Silver 表有 60 列 ( read_id, reader_id, tracker_timestamp, event_type, ebook_id, page_id, agent_ip, agent_device_type, ...)。每行資料代表電子書的閱讀事件。例如“翻頁”、“點擊圖片”、“點擊鏈接”……所有在單個會話中發生的事件都具有相同的read.id. 在黃金表中,我試圖將這些事件分組到會話中,并計算每個事件在單個會話中發生的次數。因此,在銀表中的讀取會話中沒有 100 多行資料,我最終只會在金表中得到一個聚合行。
輸入是銀三角表:
import pyspark.sql.functions as F
import pyspark.sql.types as T
import pandas as pd
from pyspark.sql.functions import pandas_udf
input = (spark
.readStream
.format("delta")
.option("withEventTimeOrder", "true")
.option("maxFilesPerTrigger", 100)
.load(f"path_to_silver_bucket")
)
我使用withWatermark和session_window函式來確保我最終對來自單個讀取會話的所有事件進行分組。(閱讀會話在最后一次閱讀活動后 30 分鐘自動結束)

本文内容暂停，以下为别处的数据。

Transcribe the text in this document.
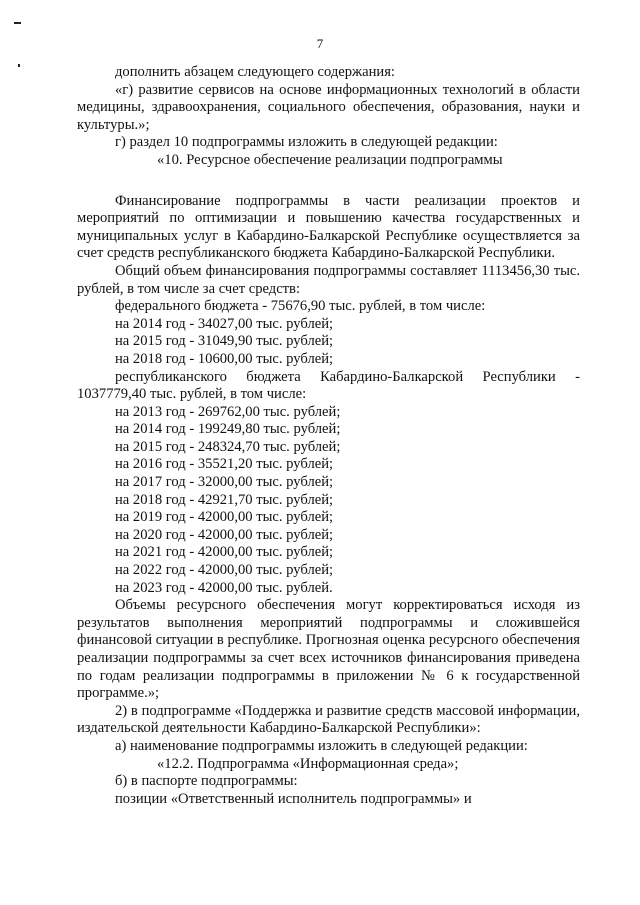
7

дополнить абзацем следующего содержания:

«г) развитие сервисов на основе информационных технологий в области медицины, здравоохранения, социального обеспечения, образования, науки и культуры.»;

г) раздел 10 подпрограммы изложить в следующей редакции:

«10. Ресурсное обеспечение реализации подпрограммы

Финансирование подпрограммы в части реализации проектов и мероприятий по оптимизации и повышению качества государственных и муниципальных услуг в Кабардино-Балкарской Республике осуществляется за счет средств республиканского бюджета Кабардино-Балкарской Республики.

Общий объем финансирования подпрограммы составляет 1113456,30 тыс. рублей, в том числе за счет средств:

федерального бюджета - 75676,90 тыс. рублей, в том числе:

на 2014 год - 34027,00 тыс. рублей;

на 2015 год - 31049,90 тыс. рублей;

на 2018 год - 10600,00 тыс. рублей;

республиканского бюджета Кабардино-Балкарской Республики - 1037779,40 тыс. рублей, в том числе:

на 2013 год - 269762,00 тыс. рублей;

на 2014 год - 199249,80 тыс. рублей;

на 2015 год - 248324,70 тыс. рублей;

на 2016 год - 35521,20 тыс. рублей;

на 2017 год - 32000,00 тыс. рублей;

на 2018 год - 42921,70 тыс. рублей;

на 2019 год - 42000,00 тыс. рублей;

на 2020 год - 42000,00 тыс. рублей;

на 2021 год - 42000,00 тыс. рублей;

на 2022 год - 42000,00 тыс. рублей;

на 2023 год - 42000,00 тыс. рублей.

Объемы ресурсного обеспечения могут корректироваться исходя из результатов выполнения мероприятий подпрограммы и сложившейся финансовой ситуации в республике. Прогнозная оценка ресурсного обеспечения реализации подпрограммы за счет всех источников финансирования приведена по годам реализации подпрограммы в приложении № 6 к государственной программе.»;

2) в подпрограмме «Поддержка и развитие средств массовой информации, издательской деятельности Кабардино-Балкарской Республики»:

а) наименование подпрограммы изложить в следующей редакции:

«12.2. Подпрограмма «Информационная среда»;

б) в паспорте подпрограммы:

позиции «Ответственный исполнитель подпрограммы» и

group = input.withWatermark("tracker_timestamp", "10 minutes").groupBy("read_id", F.session_window(input.tracker_timestamp, "30 minutes"))
在下一步中,我使用如下applyInPandas函式:
sessions = group.applyInPandas(processing_function, schema=processing_function_output_schema)

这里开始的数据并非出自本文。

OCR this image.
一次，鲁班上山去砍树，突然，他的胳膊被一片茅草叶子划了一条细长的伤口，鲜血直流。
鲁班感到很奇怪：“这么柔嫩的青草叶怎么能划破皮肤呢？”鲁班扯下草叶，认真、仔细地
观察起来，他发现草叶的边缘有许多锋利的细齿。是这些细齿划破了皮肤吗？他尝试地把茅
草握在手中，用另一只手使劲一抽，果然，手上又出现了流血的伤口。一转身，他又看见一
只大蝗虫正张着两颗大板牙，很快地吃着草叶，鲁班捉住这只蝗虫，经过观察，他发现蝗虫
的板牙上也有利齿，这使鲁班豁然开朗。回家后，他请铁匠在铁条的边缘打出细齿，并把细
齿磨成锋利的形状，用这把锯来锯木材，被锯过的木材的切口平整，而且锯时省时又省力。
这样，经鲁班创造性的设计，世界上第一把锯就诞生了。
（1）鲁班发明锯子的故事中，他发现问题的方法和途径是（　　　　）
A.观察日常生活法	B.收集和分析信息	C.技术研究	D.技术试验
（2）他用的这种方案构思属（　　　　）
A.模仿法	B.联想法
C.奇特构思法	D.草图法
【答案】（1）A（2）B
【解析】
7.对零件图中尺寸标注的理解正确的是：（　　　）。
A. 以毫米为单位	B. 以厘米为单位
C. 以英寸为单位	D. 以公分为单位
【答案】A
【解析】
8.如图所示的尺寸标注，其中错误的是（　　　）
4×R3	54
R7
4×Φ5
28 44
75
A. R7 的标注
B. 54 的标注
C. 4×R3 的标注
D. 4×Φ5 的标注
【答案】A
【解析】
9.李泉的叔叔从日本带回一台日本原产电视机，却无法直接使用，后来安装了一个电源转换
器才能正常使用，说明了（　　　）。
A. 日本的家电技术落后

processing_function中使用的定義applyInPandas:
def processing_function(df):
surf_time_ms = df.query('event_type == "surf"')['duration'].sum()

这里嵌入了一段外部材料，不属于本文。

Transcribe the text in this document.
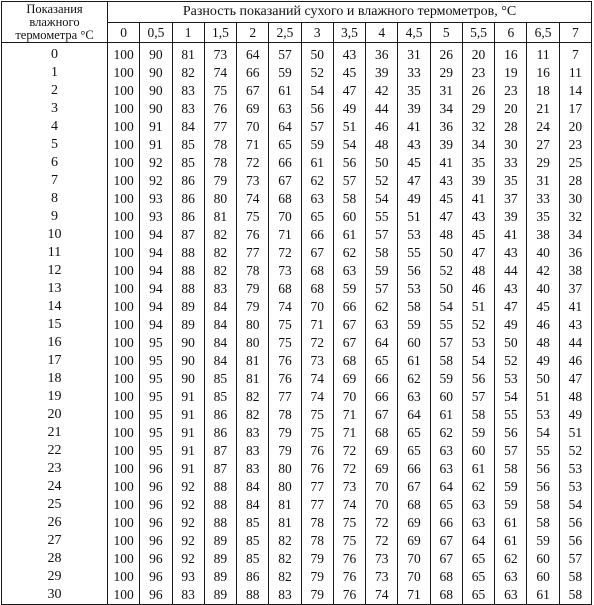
Показания влажного термометра °С	Разность показаний сухого и влажного термометров, °С														
	0	0,5	1	1,5	2	2,5	3	3,5	4	4,5	5	5,5	6	6,5	7
0	100	90	81	73	64	57	50	43	36	31	26	20	16	11	7
1	100	90	82	74	66	59	52	45	39	33	29	23	19	16	11
2	100	90	83	75	67	61	54	47	42	35	31	26	23	18	14
3	100	90	83	76	69	63	56	49	44	39	34	29	20	21	17
4	100	91	84	77	70	64	57	51	46	41	36	32	28	24	20
5	100	91	85	78	71	65	59	54	48	43	39	34	30	27	23
6	100	92	85	78	72	66	61	56	50	45	41	35	33	29	25
7	100	92	86	79	73	67	62	57	52	47	43	39	35	31	28
8	100	93	86	80	74	68	63	58	54	49	45	41	37	33	30
9	100	93	86	81	75	70	65	60	55	51	47	43	39	35	32
10	100	94	87	82	76	71	66	61	57	53	48	45	41	38	34
11	100	94	88	82	77	72	67	62	58	55	50	47	43	40	36
12	100	94	88	82	78	73	68	63	59	56	52	48	44	42	38
13	100	94	88	83	79	68	68	59	57	53	50	46	43	40	37
14	100	94	89	84	79	74	70	66	62	58	54	51	47	45	41
15	100	94	89	84	80	75	71	67	63	59	55	52	49	46	43
16	100	95	90	84	80	75	72	67	64	60	57	53	50	48	44
17	100	95	90	84	81	76	73	68	65	61	58	54	52	49	46
18	100	95	90	85	81	76	74	69	66	62	59	56	53	50	47
19	100	95	91	85	82	77	74	70	66	63	60	57	54	51	48
20	100	95	91	86	82	78	75	71	67	64	61	58	55	53	49
21	100	95	91	86	83	79	75	71	68	65	62	59	56	54	51
22	100	95	91	87	83	79	76	72	69	65	63	60	57	55	52
23	100	96	91	87	83	80	76	72	69	66	63	61	58	56	53
24	100	96	92	88	84	80	77	73	70	67	64	62	59	56	53
25	100	96	92	88	84	81	77	74	70	68	65	63	59	58	54
26	100	96	92	88	85	81	78	75	72	69	66	63	61	58	56
27	100	96	92	89	85	82	78	75	72	69	67	64	61	59	56
28	100	96	92	89	85	82	79	76	73	70	67	65	62	60	57
29	100	96	93	89	86	82	79	76	73	70	68	65	63	60	58
30	100	96	83	89	88	83	79	76	74	71	68	65	63	61	58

immerse_time_ms = df.query('event_type == "immersion"')['duration'].sum()
min_timestamp = df['tracker_timestamp'].min()
max_timestamp = df['tracker_timestamp'].max()
shares = len(df.query('event_type == "share"'))
leads = len(df.query('event_type == "lead_store"'))
is_read = len(df.query('event_type == "surf"')) > 0
distinct_pages = df['page_id'].nunique()
data = {
"read_id": df['read_id'].values[0],
"surf_time_ms": surf_time_ms,
"immerse_time_ms": immerse_time_ms,
"min_timestamp": min_timestamp,
"max_timestamp": max_timestamp,
"shares": shares,
"leads": leads,
"is_read": is_read,
"number_of_events": len(df),
"distinct_pages": distinct_pages
}
for field in not_calculated_string_fields:
data[field] = df[field].values[0]
new_df = pd.DataFrame(data=data, index=['read_id'])
for x in all_events:
new_df[f"count_{x}"] = df.query(f"type == '{x}'").count()
for x in duration_events:
duration = df.query(f"event_type == '{x}'")['duration']
duration_sum = duration.sum()
new_df[f"duration_{x}_ms"] = duration_sum
if duration_sum > 0:
new_df[f"mean_duration_{x}_ms"] = duration.mean()
else:
new_df[f"mean_duration_{x}_ms"] = 0
return new_df
最后,我將計算的行寫入黃金表,如下所示:
for_partitioning = (sessions
.withColumn("tenant", F.col("story_tenant"))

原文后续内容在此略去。